• MPs faulted Knec for favouring particular communities in its recent recruitment thus maintaining ethnic imbalance that has dogged the state agency.
• Parliament's Cohesion and Equal Opportunity Committee has been carrying out an audit of the gender and ethnic composition of various state agencies and institutions to ensure they comply with constitution provision ethnic balance.
The National Assembly has blasted the Kenya National Examination Council for perpetuating ethnic imbalance at the examinations body.
Parliament's Cohesion and Equal Opportunity Committee yesterday faulted Knec for favouring certain communities in its recent recruitment, a move that worsened an already bad situation.
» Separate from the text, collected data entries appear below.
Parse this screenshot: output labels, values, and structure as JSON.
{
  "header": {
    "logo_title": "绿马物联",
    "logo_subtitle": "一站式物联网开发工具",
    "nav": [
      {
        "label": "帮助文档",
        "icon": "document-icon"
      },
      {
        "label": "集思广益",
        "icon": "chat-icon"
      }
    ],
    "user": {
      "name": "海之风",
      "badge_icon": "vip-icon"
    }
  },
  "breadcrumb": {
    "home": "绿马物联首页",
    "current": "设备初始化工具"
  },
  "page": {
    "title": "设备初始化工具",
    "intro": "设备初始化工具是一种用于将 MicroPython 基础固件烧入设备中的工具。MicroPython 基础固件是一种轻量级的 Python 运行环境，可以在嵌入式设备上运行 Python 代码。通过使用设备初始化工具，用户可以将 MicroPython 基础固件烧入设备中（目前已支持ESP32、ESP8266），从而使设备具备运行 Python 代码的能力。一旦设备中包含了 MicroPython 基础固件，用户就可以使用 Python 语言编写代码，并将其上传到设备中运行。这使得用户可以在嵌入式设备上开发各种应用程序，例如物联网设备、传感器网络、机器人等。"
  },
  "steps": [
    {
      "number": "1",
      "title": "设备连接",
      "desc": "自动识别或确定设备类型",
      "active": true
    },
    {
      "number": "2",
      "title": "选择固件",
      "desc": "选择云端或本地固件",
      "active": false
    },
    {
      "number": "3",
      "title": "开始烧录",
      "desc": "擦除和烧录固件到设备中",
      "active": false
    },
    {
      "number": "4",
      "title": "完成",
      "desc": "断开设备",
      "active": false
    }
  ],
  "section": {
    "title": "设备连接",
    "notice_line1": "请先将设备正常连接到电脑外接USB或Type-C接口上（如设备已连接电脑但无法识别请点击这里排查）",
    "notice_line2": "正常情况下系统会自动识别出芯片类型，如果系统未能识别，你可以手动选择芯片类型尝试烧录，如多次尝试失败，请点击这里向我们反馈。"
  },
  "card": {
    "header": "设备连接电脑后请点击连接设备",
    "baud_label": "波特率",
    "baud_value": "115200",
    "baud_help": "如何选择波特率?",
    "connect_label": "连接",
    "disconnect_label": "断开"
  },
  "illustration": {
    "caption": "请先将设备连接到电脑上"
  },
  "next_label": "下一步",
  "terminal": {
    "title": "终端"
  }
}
According to the council’s report submitted to the Maina Kamanda-led committee, communities that are overrepresented at Knec are still being hired in huge numbers without consideration to the underrepresented ones.
The committee has been carrying out an audit of the gender and ethnic composition of various state agencies and institutions to ensure they comply with the constitutional provision on ethnic balance.
The Constitution requires that not more than one-third of the personnel of any state agency be of the same gender or ethnic group.
The law further requires that five per cent of the entire workforce should be made up of people living with disabilities.
According to Knec’s report, Kamba, Kikuyu, Luhya, Luo, Meru, Kisii and Kalenjin communities hold the majority of the 341 positions at the examinations body.
Members of the seven communities also lead in the number of new recruits to the council.
Knec’s acting chief executive officer Grace Karogo told MPs that currently, the council has the highest number of staff from Kamba community at 21.8 per cent.
Employees from the Kikuyu community are the second largest group at 21 per cent.
According to Karogo, Luhyas are 17.07 per cent, Luo (10.58 per cent), Kisii (5.53 per cent) and Meru (5.53 per cent).
The seven communities cumulatively account for 306 of the staff leaving the rest of the communities to share the remaining 35 positions.
But in the council’s recruitment of staff since 2010 - a document also shared with the committee - the same dominating communities also had the biggest chunk of the 201 new recruits.
Among the new recruits, Kikuyus were 45, Kamba (29), Luhya (28), Luo (27), Kalenjin (22), Kisii (16) and Embu (9).
MPs Ong’ondo Were (Kasipul), Zadoc Ogutu (Bomachoge Borabu) and Jacquiline Oduol (Nominated) accused the council of doing little to correct the ethnic imbalances.
“Since 2010, the groups that were overrepresented still hog the positions in the new recruitment. Groups that are underrepresented still lag behind,” Ogutu said.
Ong’ondo further faulted the council for operating below the five per cent threshold for the employment of people living with disabilities.
Knec has only 3.4 per cent of its entire workforce made up of staff with special needs instead.
But in mitigation, Karogo cited lack of applications from certain communities and low response for technical job openings for its staff imbalance.